Bunlar çok güzel anlardı tabi ama hiçbiri Aykut Kocaman- Volkan Demirel – Emre Belezoğlu’nun yaptığı, basın açıklaması kadar güzel değildi. Bank Asya 1. Ligi’ne düşsek bile yola devam kararları, hepimizin burnunun kemiklerini sızlattığı. Ve bu kadronun Bilica’sından, Bekir’ine, Semih’ine ve Alex’ine kadar efsane oldu bizim için. Onlar artık Mehmetçik Basri, Ordinaryüs Lefter kadar değerliler bizim için.

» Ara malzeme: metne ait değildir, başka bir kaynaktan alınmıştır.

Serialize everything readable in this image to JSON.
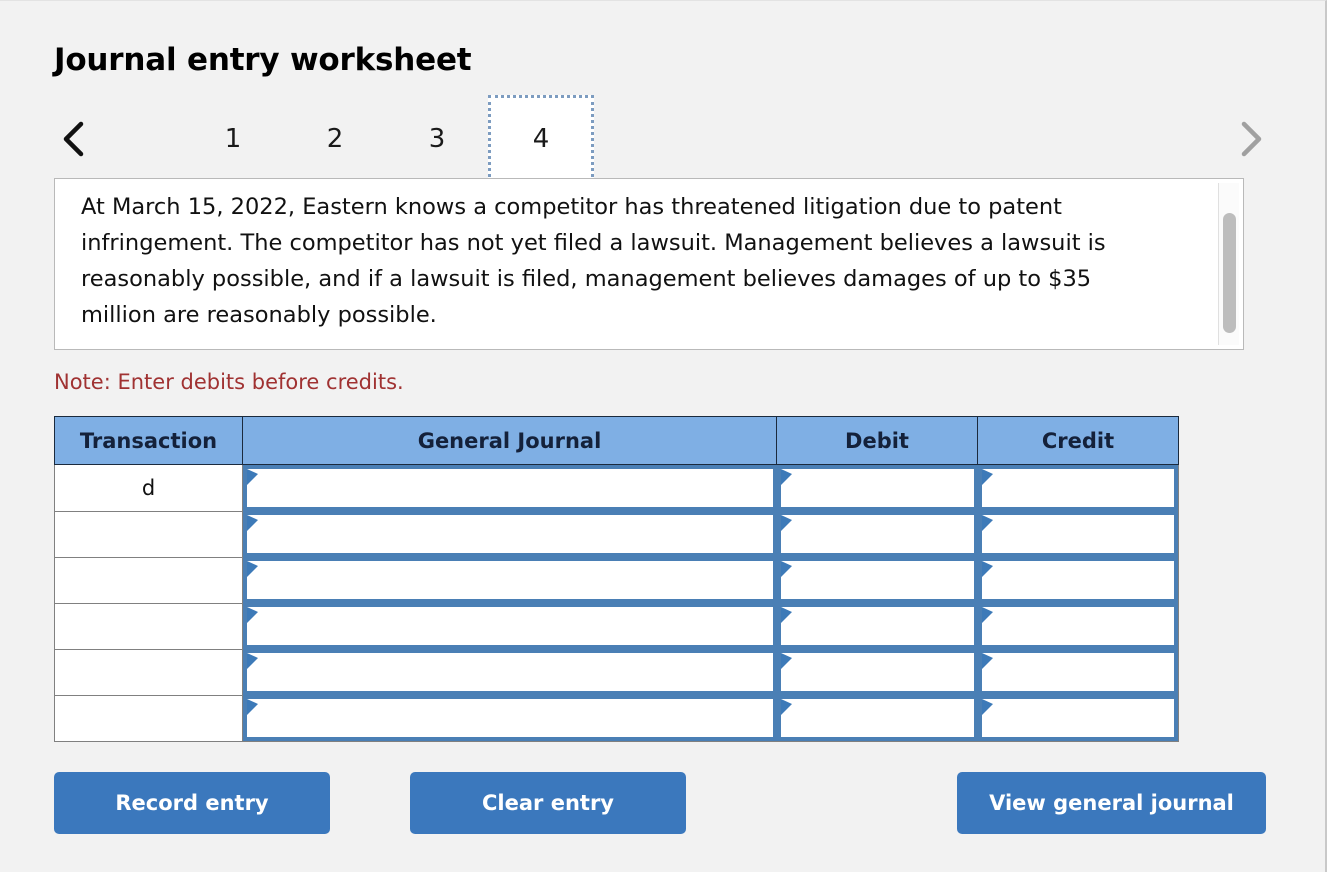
{
  "page": {
    "title": "Journal entry worksheet",
    "background_color": "#f2f2f2"
  },
  "navigation": {
    "prev_icon": "chevron-left-icon",
    "next_icon": "chevron-right-icon",
    "prev_enabled_color": "#000000",
    "next_enabled_color": "#a0a0a0",
    "tabs": [
      {
        "label": "1",
        "selected": false
      },
      {
        "label": "2",
        "selected": false
      },
      {
        "label": "3",
        "selected": false
      },
      {
        "label": "4",
        "selected": true
      }
    ],
    "selected_tab": "4"
  },
  "scenario": {
    "text": "At March 15, 2022, Eastern knows a competitor has threatened litigation due to patent infringement. The competitor has not yet filed a lawsuit. Management believes a lawsuit is reasonably possible, and if a lawsuit is filed, management believes damages of up to $35 million are reasonably possible.",
    "has_scrollbar": true
  },
  "note": {
    "text": "Note: Enter debits before credits.",
    "color": "#a03232"
  },
  "journal": {
    "header_color": "#7fafe4",
    "columns": [
      {
        "key": "transaction",
        "label": "Transaction"
      },
      {
        "key": "general_journal",
        "label": "General Journal"
      },
      {
        "key": "debit",
        "label": "Debit"
      },
      {
        "key": "credit",
        "label": "Credit"
      }
    ],
    "rows": [
      {
        "transaction": "d",
        "general_journal": "",
        "debit": "",
        "credit": ""
      },
      {
        "transaction": "",
        "general_journal": "",
        "debit": "",
        "credit": ""
      },
      {
        "transaction": "",
        "general_journal": "",
        "debit": "",
        "credit": ""
      },
      {
        "transaction": "",
        "general_journal": "",
        "debit": "",
        "credit": ""
      },
      {
        "transaction": "",
        "general_journal": "",
        "debit": "",
        "credit": ""
      },
      {
        "transaction": "",
        "general_journal": "",
        "debit": "",
        "credit": ""
      }
    ]
  },
  "buttons": {
    "record": "Record entry",
    "clear": "Clear entry",
    "view": "View general journal",
    "color": "#3b78bd"
  }
}
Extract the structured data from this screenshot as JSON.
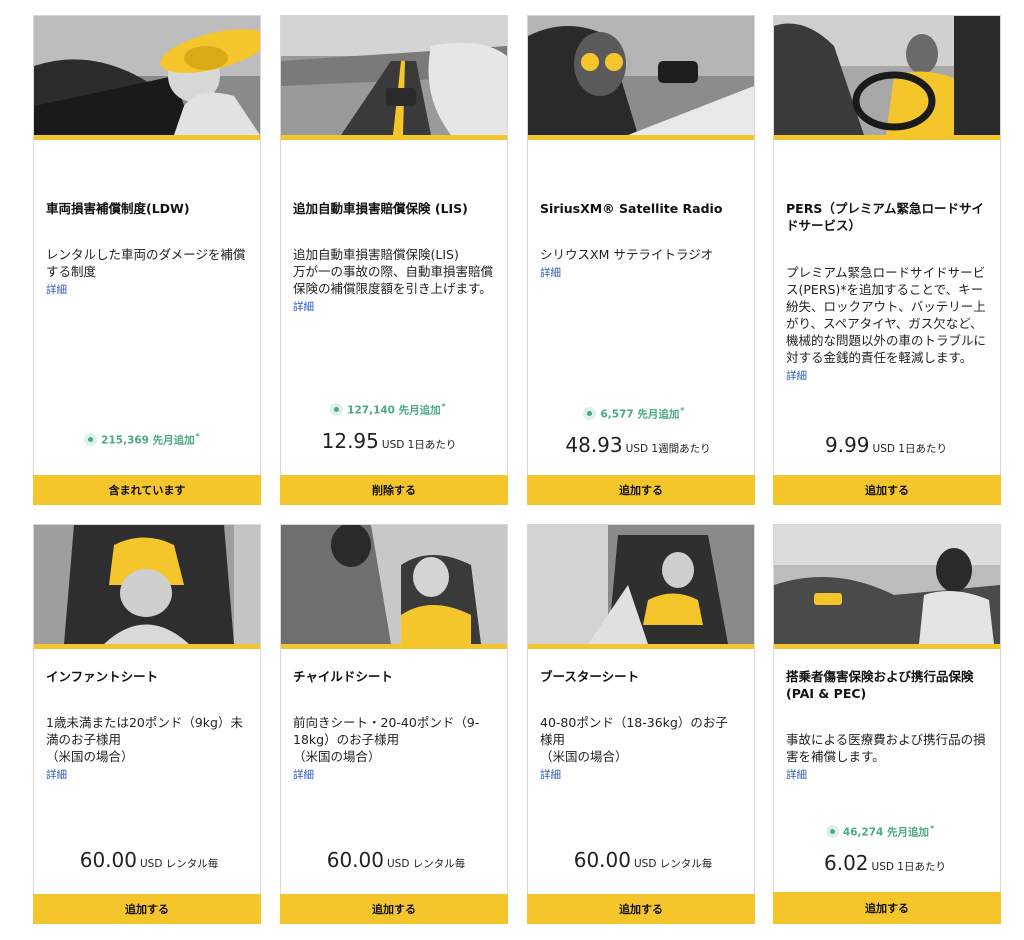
{
  "colors": {
    "accent": "#f4c62c",
    "promo_green": "#4bab81",
    "link_blue": "#2a56c6"
  },
  "cards": [
    {
      "title": "車両損害補償制度(LDW)",
      "desc": "レンタルした車両のダメージを補償する制度",
      "detail": "詳細",
      "promo": "215,369 先月追加",
      "promo_mark": "*",
      "price": "",
      "unit": "",
      "button": "含まれています",
      "icon": "woman-with-sunhat-in-car-photo"
    },
    {
      "title": "追加自動車損害賠償保険 (LIS)",
      "desc": "追加自動車損害賠償保険(LIS)\n万が一の事故の際、自動車損害賠償保険の補償限度額を引き上げます。",
      "detail": "詳細",
      "promo": "127,140 先月追加",
      "promo_mark": "*",
      "price": "12.95",
      "unit": "USD 1日あたり",
      "button": "削除する",
      "icon": "road-from-car-window-photo"
    },
    {
      "title": "SiriusXM® Satellite Radio",
      "desc": "シリウスXM サテライトラジオ",
      "detail": "詳細",
      "promo": "6,577 先月追加",
      "promo_mark": "*",
      "price": "48.93",
      "unit": "USD 1週間あたり",
      "button": "追加する",
      "icon": "woman-with-sunglasses-photo"
    },
    {
      "title": "PERS（プレミアム緊急ロードサイドサービス）",
      "desc": "プレミアム緊急ロードサイドサービス(PERS)*を追加することで、キー紛失、ロックアウト、バッテリー上がり、スペアタイヤ、ガス欠など、機械的な問題以外の車のトラブルに対する金銭的責任を軽減します。",
      "detail": "詳細",
      "promo": "",
      "promo_mark": "",
      "price": "9.99",
      "unit": "USD 1日あたり",
      "button": "追加する",
      "icon": "smiling-woman-driving-photo"
    },
    {
      "title": "インファントシート",
      "desc": "1歳未満または20ポンド（9kg）未満のお子様用\n（米国の場合）",
      "detail": "詳細",
      "promo": "",
      "promo_mark": "",
      "price": "60.00",
      "unit": "USD レンタル毎",
      "button": "追加する",
      "icon": "infant-in-car-seat-photo"
    },
    {
      "title": "チャイルドシート",
      "desc": "前向きシート・20-40ポンド（9-18kg）のお子様用\n（米国の場合）",
      "detail": "詳細",
      "promo": "",
      "promo_mark": "",
      "price": "60.00",
      "unit": "USD レンタル毎",
      "button": "追加する",
      "icon": "child-in-car-seat-photo"
    },
    {
      "title": "ブースターシート",
      "desc": "40-80ポンド（18-36kg）のお子様用\n（米国の場合）",
      "detail": "詳細",
      "promo": "",
      "promo_mark": "",
      "price": "60.00",
      "unit": "USD レンタル毎",
      "button": "追加する",
      "icon": "child-in-booster-seat-photo"
    },
    {
      "title": "搭乗者傷害保険および携行品保険 (PAI & PEC)",
      "desc": "事故による医療費および携行品の損害を補償します。",
      "detail": "詳細",
      "promo": "46,274 先月追加",
      "promo_mark": "*",
      "price": "6.02",
      "unit": "USD 1日あたり",
      "button": "追加する",
      "icon": "convertible-driver-photo"
    }
  ]
}
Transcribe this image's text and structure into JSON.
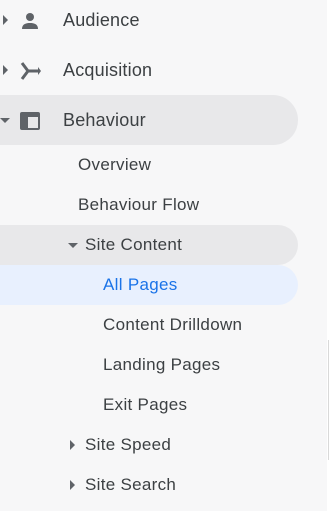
{
  "nav": {
    "audience_label": "Audience",
    "acquisition_label": "Acquisition",
    "behaviour_label": "Behaviour",
    "behaviour": {
      "overview_label": "Overview",
      "behaviour_flow_label": "Behaviour Flow",
      "site_content_label": "Site Content",
      "site_content": {
        "all_pages_label": "All Pages",
        "content_drilldown_label": "Content Drilldown",
        "landing_pages_label": "Landing Pages",
        "exit_pages_label": "Exit Pages"
      },
      "site_speed_label": "Site Speed",
      "site_search_label": "Site Search"
    }
  },
  "colors": {
    "active_text": "#1a73e8",
    "active_bg": "#e8f0fe",
    "group_bg": "#e8e8ea",
    "text": "#3c4043",
    "icon": "#5f6368"
  },
  "icons": {
    "audience": "person-icon",
    "acquisition": "fork-icon",
    "behaviour": "window-icon"
  }
}
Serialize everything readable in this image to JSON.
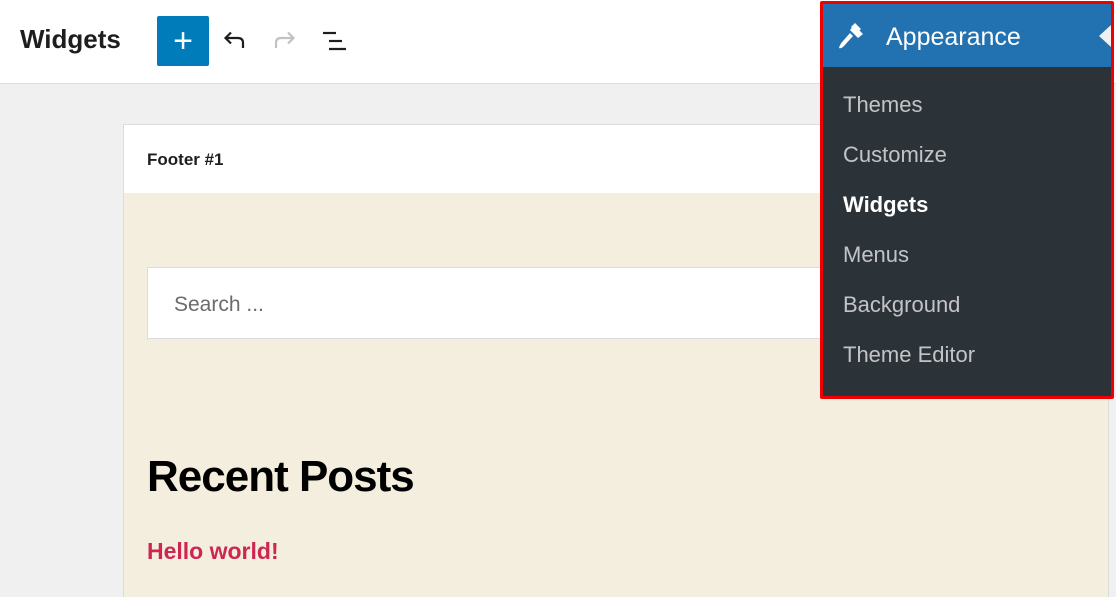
{
  "header": {
    "title": "Widgets",
    "add_label": "+"
  },
  "panel": {
    "title": "Footer #1",
    "search": {
      "placeholder": "Search ..."
    },
    "recent_heading": "Recent Posts",
    "posts": [
      "Hello world!"
    ]
  },
  "flyout": {
    "title": "Appearance",
    "items": [
      {
        "label": "Themes",
        "current": false
      },
      {
        "label": "Customize",
        "current": false
      },
      {
        "label": "Widgets",
        "current": true
      },
      {
        "label": "Menus",
        "current": false
      },
      {
        "label": "Background",
        "current": false
      },
      {
        "label": "Theme Editor",
        "current": false
      }
    ]
  },
  "colors": {
    "accent": "#007cba",
    "admin_menu_bg": "#2c3338",
    "admin_menu_active": "#2271b1",
    "highlight_border": "#ee0000",
    "link": "#cd2653",
    "panel_bg": "#f4eede"
  },
  "icons": [
    "plus-icon",
    "undo-icon",
    "redo-icon",
    "list-view-icon",
    "paintbrush-icon"
  ]
}
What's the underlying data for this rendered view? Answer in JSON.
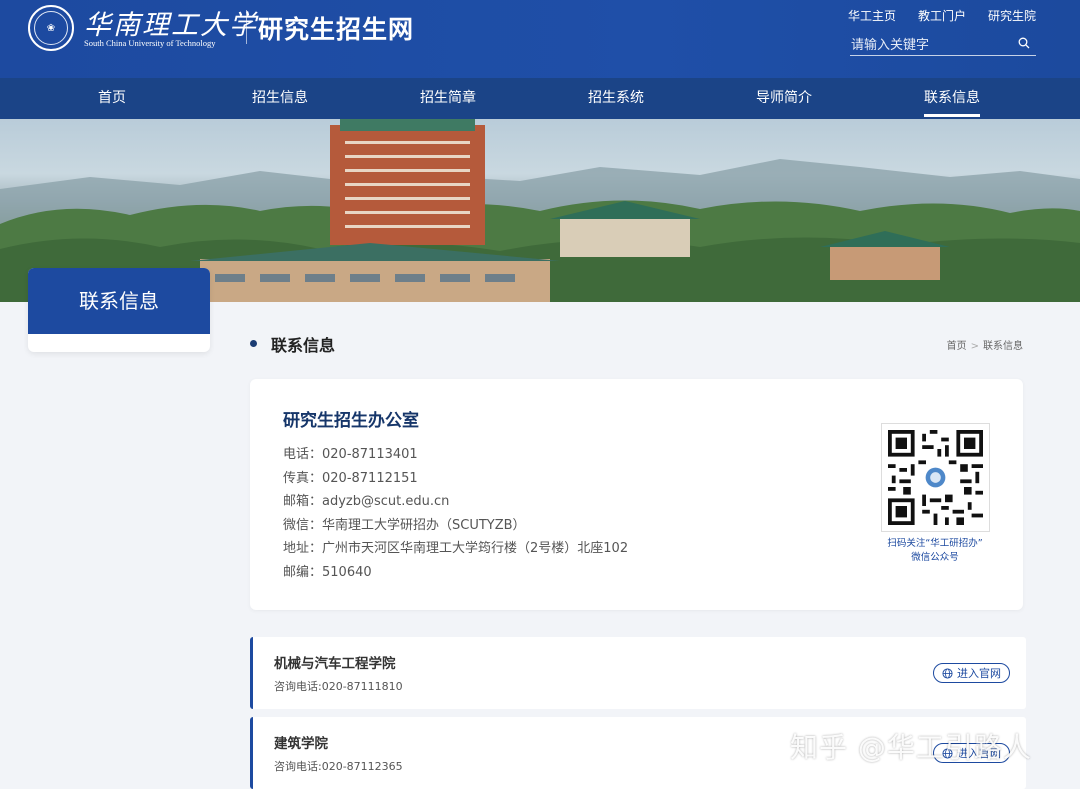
{
  "header": {
    "logo_cn": "华南理工大学",
    "logo_en": "South China University of Technology",
    "site_title": "研究生招生网",
    "top_links": [
      "华工主页",
      "教工门户",
      "研究生院"
    ],
    "search_placeholder": "请输入关键字"
  },
  "nav": {
    "items": [
      "首页",
      "招生信息",
      "招生简章",
      "招生系统",
      "导师简介",
      "联系信息"
    ],
    "active": "联系信息"
  },
  "sidebar": {
    "title": "联系信息"
  },
  "section": {
    "title": "联系信息",
    "breadcrumb": [
      "首页",
      "联系信息"
    ],
    "breadcrumb_sep": ">"
  },
  "contact": {
    "title": "研究生招生办公室",
    "lines": [
      "电话：020-87113401",
      "传真：020-87112151",
      "邮箱：adyzb@scut.edu.cn",
      "微信：华南理工大学研招办（SCUTYZB）",
      "地址：广州市天河区华南理工大学筠行楼（2号楼）北座102",
      "邮编：510640"
    ],
    "qr_caption_1": "扫码关注“华工研招办”",
    "qr_caption_2": "微信公众号"
  },
  "colleges": [
    {
      "name": "机械与汽车工程学院",
      "phone": "咨询电话:020-87111810",
      "button": "进入官网"
    },
    {
      "name": "建筑学院",
      "phone": "咨询电话:020-87112365",
      "button": "进入官网"
    }
  ],
  "watermark": "知乎 @华工引路人",
  "colors": {
    "primary": "#1d4aa0",
    "nav_bg": "#1b4487",
    "page_bg": "#f2f4f8"
  }
}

Bizim böyle kemik gibi GÜÇLÜ, yumruk gibi BİR, kardeşmişiz gibi YAKIN hale getiren Mehmet Ali Aydınlar’a, Şenes Erzik’e, Platini’ye, Ünal Aysal’a, Sadri Şener’e, Savcı Mehmet Berk’e, Erman Toroğlu’na, Serhat Ulueren’e, Mehmet Baransu’ya, Ozan Kütahyalı’ya ve bunların arkasındaki güce teşekkürü bir borç biliyorum. İyi ki varsınız. Unutmayın ‘YİĞİT DÜŞTÜĞÜ YERDEN KALKAR!’